Kedua, merebaknya wabah corona dinilai akan menghambat pertumbuhan iklan televisi. Sebab seperti diketahui, kepanikan warga karena wabah membuat konsumsi terhadap beberapa produk terutama barang konsumer meningkat drastis.
“Masyarakat Indonesia sudah memborong produk-produk pokok, jadi tampaknya perusahaan FMCG [fast moving consumer goods] tidak akan menambah porsi iklan mereka di tv,” katanya dalam riset yang dipublikasikan beberapa waktu lalu.
Tak hanya itu, meski sektor consumer diprediksi masih akan moncer pada periode ini, tapi perlambatan ekonomi akan memaksa sebagian dari mereka untuk melakukan efisiensi anggaran.
Christine menyebut kemungkinan besar perusahaan-perusahaan yang biasanya beriklan di televisi akan memangkas bujet promosi mereka dan fokus pada alokasi anggaran rutin seperti gaji karyawan dan biaya operasional gedung.
Ketiga, MNCN berpotensi bakal menanggung rugi akibat selisih nilai tukar valas.

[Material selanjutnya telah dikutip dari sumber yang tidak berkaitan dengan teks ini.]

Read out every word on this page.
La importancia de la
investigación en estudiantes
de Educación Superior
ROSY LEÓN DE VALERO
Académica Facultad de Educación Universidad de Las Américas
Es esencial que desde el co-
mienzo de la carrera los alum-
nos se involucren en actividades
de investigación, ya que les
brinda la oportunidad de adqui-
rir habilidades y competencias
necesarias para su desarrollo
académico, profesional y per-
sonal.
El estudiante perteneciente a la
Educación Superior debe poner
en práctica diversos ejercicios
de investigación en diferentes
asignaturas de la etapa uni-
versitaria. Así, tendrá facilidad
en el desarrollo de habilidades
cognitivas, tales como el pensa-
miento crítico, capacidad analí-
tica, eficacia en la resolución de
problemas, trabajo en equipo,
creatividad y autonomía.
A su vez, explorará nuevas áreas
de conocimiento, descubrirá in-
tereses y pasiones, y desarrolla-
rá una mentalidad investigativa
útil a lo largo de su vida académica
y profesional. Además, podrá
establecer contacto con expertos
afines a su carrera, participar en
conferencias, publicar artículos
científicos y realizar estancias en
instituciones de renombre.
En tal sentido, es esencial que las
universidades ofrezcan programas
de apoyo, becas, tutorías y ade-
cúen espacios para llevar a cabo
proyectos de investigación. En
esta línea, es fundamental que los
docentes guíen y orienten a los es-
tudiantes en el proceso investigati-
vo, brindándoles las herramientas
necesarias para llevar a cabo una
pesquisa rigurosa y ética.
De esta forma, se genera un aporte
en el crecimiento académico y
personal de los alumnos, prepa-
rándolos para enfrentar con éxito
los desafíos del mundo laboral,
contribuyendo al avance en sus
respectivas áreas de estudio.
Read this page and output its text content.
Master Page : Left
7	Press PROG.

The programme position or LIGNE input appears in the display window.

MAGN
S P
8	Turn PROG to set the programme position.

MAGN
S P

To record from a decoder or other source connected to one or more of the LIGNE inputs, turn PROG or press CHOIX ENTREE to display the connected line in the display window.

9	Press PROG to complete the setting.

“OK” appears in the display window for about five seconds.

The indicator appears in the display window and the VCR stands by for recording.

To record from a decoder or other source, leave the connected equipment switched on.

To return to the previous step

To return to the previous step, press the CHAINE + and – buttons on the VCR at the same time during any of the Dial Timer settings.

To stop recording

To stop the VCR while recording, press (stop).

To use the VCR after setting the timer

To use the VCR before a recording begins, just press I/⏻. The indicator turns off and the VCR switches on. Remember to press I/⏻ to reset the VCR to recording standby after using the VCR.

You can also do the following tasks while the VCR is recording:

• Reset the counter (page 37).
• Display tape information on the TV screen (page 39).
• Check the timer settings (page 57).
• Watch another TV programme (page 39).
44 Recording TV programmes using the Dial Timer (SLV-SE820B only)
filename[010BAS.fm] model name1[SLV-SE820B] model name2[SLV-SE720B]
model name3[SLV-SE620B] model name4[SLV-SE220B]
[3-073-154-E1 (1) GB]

Pasalnya, perseroan tercatat memiliki utang jangka kepada bank sindikasi dengan denominasi dolar AS sebesar US$221,2 juta hingga Q1/2020.
“Saat ini kita tahu rupiah sedang terdepresiasi terhadap dolar AS, sehingga ini bakal berdampak ke bottom line MNCN,” tambah Christine.
Dia memproyeksikan setidaknya MNCN akan membukukan kerugian Rp150—200 miliar pada kuartal pertama ini akibat melemahnya nilai tukar.